Akhenaten is a controversial figure in Egyptian history, seen by some as a visionary beyond his times and others as a dangerous lunatic. He is most well-known for his attempt at a religious revolution in which he tried to convert his people from the polytheistic beliefs they had followed for centuries, to a monotheistic worship of the one god – Aten (the sun).

While his body has never been conclusively identified, depictions of the pharaoh Akhenaten often show him as having a strange elongated head, feminine waist and rounded belly. Whether those depictions are a realistic interpretation or an artistic impression is still up for debate.

All kinds of theories abound when it comes to Egyptology, possibly making this one of the most frustrating and liberating eras for a historical novelist. Even Egyptologists argue amongst themselves over dates, meanings and interpretations so in effect, a novelist has more freedom to adjust or create certain character aspects of an ancient Egyptian than they do with an historical figure such as Queen Elizabeth for example.

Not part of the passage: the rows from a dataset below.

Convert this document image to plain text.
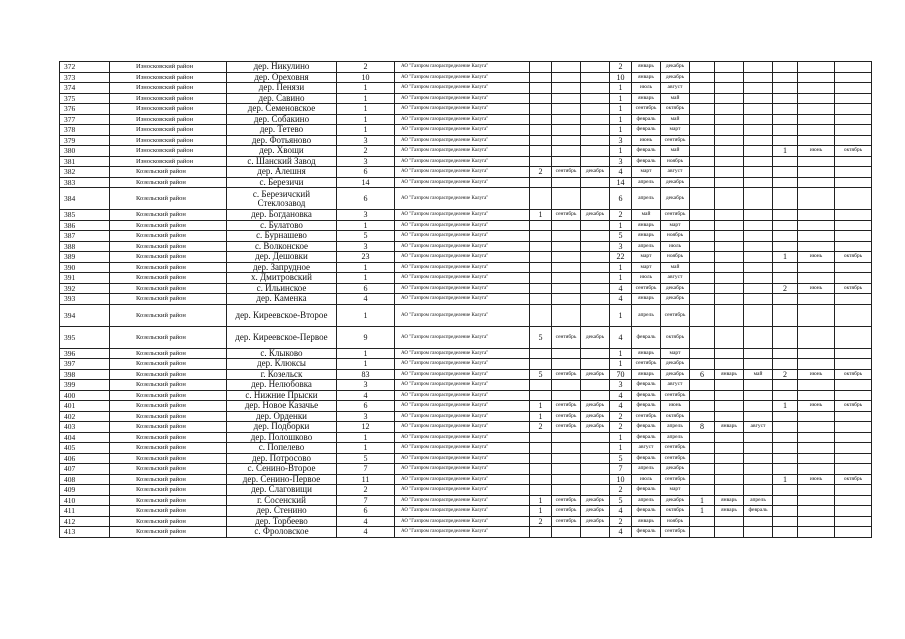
372	Износковский район	дер. Никулино	2	АО "Газпром газораспределение Калуга"				2	январь	декабрь						
373	Износковский район	дер. Ореховня	10	АО "Газпром газораспределение Калуга"				10	январь	декабрь						
374	Износковский район	дер. Пенязи	1	АО "Газпром газораспределение Калуга"				1	июль	август						
375	Износковский район	дер. Савино	1	АО "Газпром газораспределение Калуга"				1	январь	май						
376	Износковский район	дер. Семеновское	1	АО "Газпром газораспределение Калуга"				1	сентябрь	октябрь						
377	Износковский район	дер. Собакино	1	АО "Газпром газораспределение Калуга"				1	февраль	май						
378	Износковский район	дер. Тетево	1	АО "Газпром газораспределение Калуга"				1	февраль	март						
379	Износковский район	дер. Фотьяново	3	АО "Газпром газораспределение Калуга"				3	июнь	сентябрь						
380	Износковский район	дер. Хвощи	2	АО "Газпром газораспределение Калуга"				1	февраль	май				1	июнь	октябрь
381	Износковский район	с. Шанский Завод	3	АО "Газпром газораспределение Калуга"				3	февраль	ноябрь						
382	Козельский район	дер. Алешня	6	АО "Газпром газораспределение Калуга"	2	сентябрь	декабрь	4	март	август						
383	Козельский район	с. Березичи	14	АО "Газпром газораспределение Калуга"				14	апрель	декабрь						
384	Козельский район	с. Березичский Стеклозавод	6	АО "Газпром газораспределение Калуга"				6	апрель	декабрь						
385	Козельский район	дер. Богдановка	3	АО "Газпром газораспределение Калуга"	1	сентябрь	декабрь	2	май	сентябрь						
386	Козельский район	с. Булатово	1	АО "Газпром газораспределение Калуга"				1	январь	март						
387	Козельский район	с. Бурнашево	5	АО "Газпром газораспределение Калуга"				5	январь	ноябрь						
388	Козельский район	с. Волконское	3	АО "Газпром газораспределение Калуга"				3	апрель	июль						
389	Козельский район	дер. Дешовки	23	АО "Газпром газораспределение Калуга"				22	март	ноябрь				1	июнь	октябрь
390	Козельский район	дер. Запрудное	1	АО "Газпром газораспределение Калуга"				1	март	май						
391	Козельский район	х. Дмитровский	1	АО "Газпром газораспределение Калуга"				1	июль	август						
392	Козельский район	с. Ильинское	6	АО "Газпром газораспределение Калуга"				4	сентябрь	декабрь				2	июнь	октябрь
393	Козельский район	дер. Каменка	4	АО "Газпром газораспределение Калуга"				4	январь	декабрь						
394	Козельский район	дер. Киреевское-Второе	1	АО "Газпром газораспределение Калуга"				1	апрель	сентябрь						
395	Козельский район	дер. Киреевское-Первое	9	АО "Газпром газораспределение Калуга"	5	сентябрь	декабрь	4	февраль	октябрь						
396	Козельский район	с. Клыково	1	АО "Газпром газораспределение Калуга"				1	январь	март						
397	Козельский район	дер. Клюксы	1	АО "Газпром газораспределение Калуга"				1	сентябрь	декабрь						
398	Козельский район	г. Козельск	83	АО "Газпром газораспределение Калуга"	5	сентябрь	декабрь	70	январь	декабрь	6	январь	май	2	июнь	октябрь
399	Козельский район	дер. Нелюбовка	3	АО "Газпром газораспределение Калуга"				3	февраль	август						
400	Козельский район	с. Нижние Прыски	4	АО "Газпром газораспределение Калуга"				4	февраль	сентябрь						
401	Козельский район	дер. Новое Казачье	6	АО "Газпром газораспределение Калуга"	1	сентябрь	декабрь	4	февраль	июнь				1	июнь	октябрь
402	Козельский район	дер. Орденки	3	АО "Газпром газораспределение Калуга"	1	сентябрь	декабрь	2	сентябрь	октябрь						
403	Козельский район	дер. Подборки	12	АО "Газпром газораспределение Калуга"	2	сентябрь	декабрь	2	февраль	апрель	8	январь	август			
404	Козельский район	дер. Полошково	1	АО "Газпром газораспределение Калуга"				1	февраль	апрель						
405	Козельский район	с. Попелево	1	АО "Газпром газораспределение Калуга"				1	август	сентябрь						
406	Козельский район	дер. Потросово	5	АО "Газпром газораспределение Калуга"				5	февраль	сентябрь						
407	Козельский район	с. Сенино-Второе	7	АО "Газпром газораспределение Калуга"				7	апрель	декабрь						
408	Козельский район	дер. Сенино-Первое	11	АО "Газпром газораспределение Калуга"				10	июль	сентябрь				1	июнь	октябрь
409	Козельский район	дер. Слаговищи	2	АО "Газпром газораспределение Калуга"				2	февраль	март						
410	Козельский район	г. Сосенский	7	АО "Газпром газораспределение Калуга"	1	сентябрь	декабрь	5	апрель	декабрь	1	январь	апрель			
411	Козельский район	дер. Стенино	6	АО "Газпром газораспределение Калуга"	1	сентябрь	декабрь	4	февраль	октябрь	1	январь	февраль			
412	Козельский район	дер. Торбеево	4	АО "Газпром газораспределение Калуга"	2	сентябрь	декабрь	2	январь	ноябрь						
413	Козельский район	с. Фроловское	4	АО "Газпром газораспределение Калуга"				4	февраль	сентябрь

Greenwood has made some interesting choices with her characters and there is plenty of same-sex action. The Great Royal Scribe, Ptah-hotep’s soul-mate and lover is a fellow scribe, Kheperren while Mutnodjme often ‘lies down’ with one of the royal wives, Merope. The Princess Sitamen is a warrior and fiercely independent woman accompanied by her entourage of female soldiers. Akhenaten however seems decidedly asexual in Greenwoods rendering, even though there has been much speculation regarding his sexuality.

The same-sex references are at once subtle and candid, as are the references to incest and pedophilia (yes, in ancient Egypt it was quite normal for a Pharaoh to marry his 10-year-old daughter). This makes the narrative ultimately more authentic as it seems not to be filtered by 21st century sensibilities and morals.

Greenwood’s storytelling prowess shines through in this book as it is fast paced and lucid. Not surprising as she’s had a great deal of practice over the years, writing over 50 books. She’s probably best known for her 18 Phryne Fisher mysteries set in 1920’s Melbourne but after reading Out of the Black Land I can’t wait to check out some of her other ‘ancient world’ tales. Clan Destine Press will be republishing her Delphic Women trilogy in 2011 which examines the Trojan Medea, Cassandra and Electra.